Après quelques semaines déjà, les psychiatres ont constaté des effets considérables chez les enfants en termes de réduction de l'agitation, d'amélioration de la concentration et de meilleurs résultats aux tests.
Le massage Tuina
Pour certains enfants, le massage Tuina peut également être envisagé. Celui-ci est pratiqué depuis plus de 2000 ans et fait partie, comme l'acupuncture et la phytothérapie chinoise, d'une médecine empirique millénaire. Tuina est composé des mots chinois «tui» (pousser, presser) et «na» (saisir, tirer), car ces techniques manuelles ne nécessitent pas d'aiguilles. Une forme particulière de tuina se retrouve dans la pédiatrie.
Des études fondées sur des preuves doivent encore démontrer l'efficacité des thérapies MTC, notamment dans le cas du TDAH. Dans l'ensemble, il n'est toutefois pas faux de parler d'un boom dans l'utilisation des traitements de médecine complémentaire.
Selon l'Institut de médecine complémentaire à Berne, le nombre de travaux de recherche en MTC enregistrés a fortement augmenté ces dernières années.
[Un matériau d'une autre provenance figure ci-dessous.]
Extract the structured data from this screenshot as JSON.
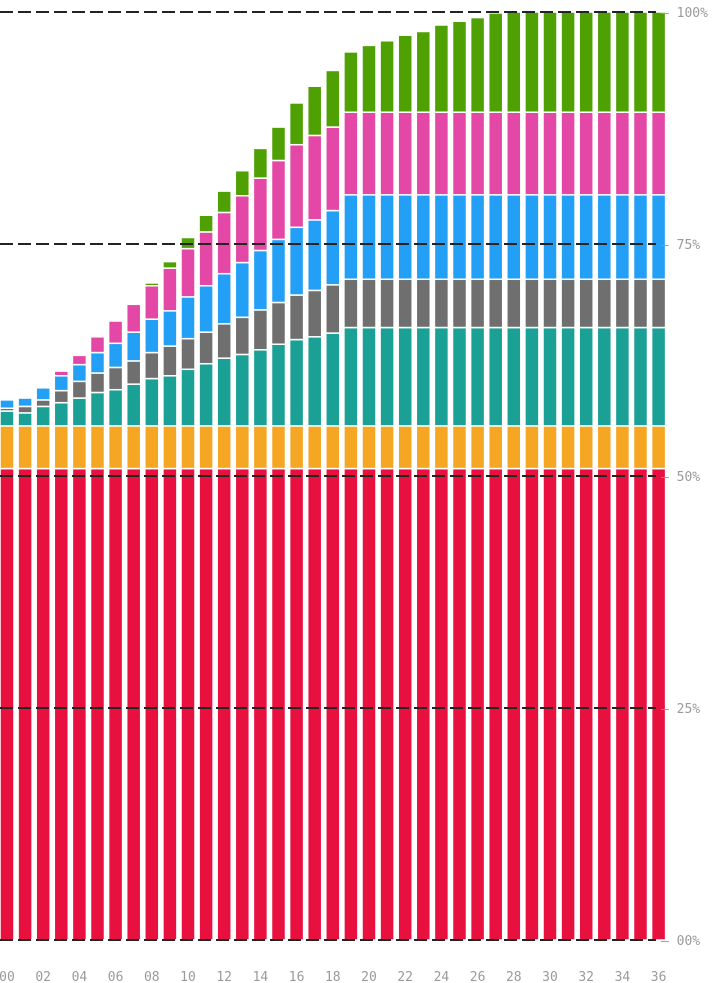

Rien qu'en 2011, 148 articles sur le thème de l'acupuncture ont été répertoriés jusqu'à fin novembre dans des revues de la banque de données médicales Pubmed.
Avant le premier traitement :
- Si les parents ont une attitude positive vis-à-vis de l'acupuncture, les enfants n'auront pas peur non plus.
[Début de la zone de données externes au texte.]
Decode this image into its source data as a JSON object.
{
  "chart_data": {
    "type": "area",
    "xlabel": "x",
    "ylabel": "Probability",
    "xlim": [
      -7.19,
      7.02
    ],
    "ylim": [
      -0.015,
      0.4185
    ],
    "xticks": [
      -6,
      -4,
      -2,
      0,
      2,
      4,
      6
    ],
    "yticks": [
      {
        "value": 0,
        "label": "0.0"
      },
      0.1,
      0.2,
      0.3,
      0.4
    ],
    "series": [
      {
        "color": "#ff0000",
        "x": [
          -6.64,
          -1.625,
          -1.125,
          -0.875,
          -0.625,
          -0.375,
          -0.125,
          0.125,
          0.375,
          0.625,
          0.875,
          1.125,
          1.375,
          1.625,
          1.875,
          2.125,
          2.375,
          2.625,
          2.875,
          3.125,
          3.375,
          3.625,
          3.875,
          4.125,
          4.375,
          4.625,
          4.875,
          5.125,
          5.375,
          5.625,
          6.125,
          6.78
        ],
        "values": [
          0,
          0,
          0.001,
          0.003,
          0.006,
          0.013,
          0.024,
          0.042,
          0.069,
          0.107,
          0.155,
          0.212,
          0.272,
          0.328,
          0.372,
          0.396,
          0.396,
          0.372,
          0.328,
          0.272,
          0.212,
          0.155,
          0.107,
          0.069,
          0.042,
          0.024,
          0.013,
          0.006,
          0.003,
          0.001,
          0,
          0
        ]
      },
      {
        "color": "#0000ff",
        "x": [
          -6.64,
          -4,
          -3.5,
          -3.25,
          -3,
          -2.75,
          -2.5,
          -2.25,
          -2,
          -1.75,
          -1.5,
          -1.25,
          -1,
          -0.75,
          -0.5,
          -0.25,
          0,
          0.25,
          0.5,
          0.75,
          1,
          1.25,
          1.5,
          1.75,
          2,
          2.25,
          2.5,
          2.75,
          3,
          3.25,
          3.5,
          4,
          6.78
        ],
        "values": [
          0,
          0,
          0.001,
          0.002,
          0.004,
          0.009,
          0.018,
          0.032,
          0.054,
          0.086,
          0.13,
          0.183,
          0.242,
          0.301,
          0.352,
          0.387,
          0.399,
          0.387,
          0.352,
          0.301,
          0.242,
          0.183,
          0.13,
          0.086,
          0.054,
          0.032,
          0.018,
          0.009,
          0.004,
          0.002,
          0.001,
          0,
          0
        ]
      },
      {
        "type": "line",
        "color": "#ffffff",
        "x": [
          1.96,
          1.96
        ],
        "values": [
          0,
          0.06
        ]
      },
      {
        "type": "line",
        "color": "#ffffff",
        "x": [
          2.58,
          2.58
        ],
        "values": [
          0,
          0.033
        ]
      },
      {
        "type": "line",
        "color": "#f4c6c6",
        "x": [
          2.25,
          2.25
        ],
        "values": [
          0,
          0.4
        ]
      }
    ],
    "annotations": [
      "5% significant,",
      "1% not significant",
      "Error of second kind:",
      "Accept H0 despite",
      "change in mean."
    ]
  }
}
- Avant la première visite, un entretien téléphonique d'une vingtaine de minutes devrait avoir lieu, au cours duquel une anamnèse ainsi que d'éventuels problèmes seront discutés - ceci afin de pouvoir parler non pas de l'enfant, mais avec lui lors du traitement.
- Eviter absolument les phrases telles que «ça ne fait pas mal» ou «n'aie pas peur» - ces mots provoquent chez l'enfant de la peur et de l'insécurité.
Le journaliste guéri
«L'Occident aime la MTC», résume le sinologue et connaisseur de la littérature originale de la médecine chinoise, Paul Unschuld. C'est remarquable dans la mesure où la MTC n'est connue en Occident que depuis 1971. Selon la légende, un journaliste du nom de James Reston aurait accompagné le conseiller à la sécurité nationale de l'époque, Henry Kissinger, lors d'un voyage en Chine. Reston a été victime d'une appendicite et a dû être opéré, écrit Paul Unschuld dans son livre "Was ist Medizin ?
Lorsque Reston s'est réveillé, il a vu les médecins traiter sa douleur postopératoire par acupuncture. Cela l'a tellement impressionné qu'il a écrit peu après un article que le «New York Times» a publié le 26 juillet 1971 sous le titre «Now, about my operation in Peking» - en première page. Ce fut, selon Unschuld, le déclencheur de la fascination pour la médecine traditionnelle chinoise en Occident.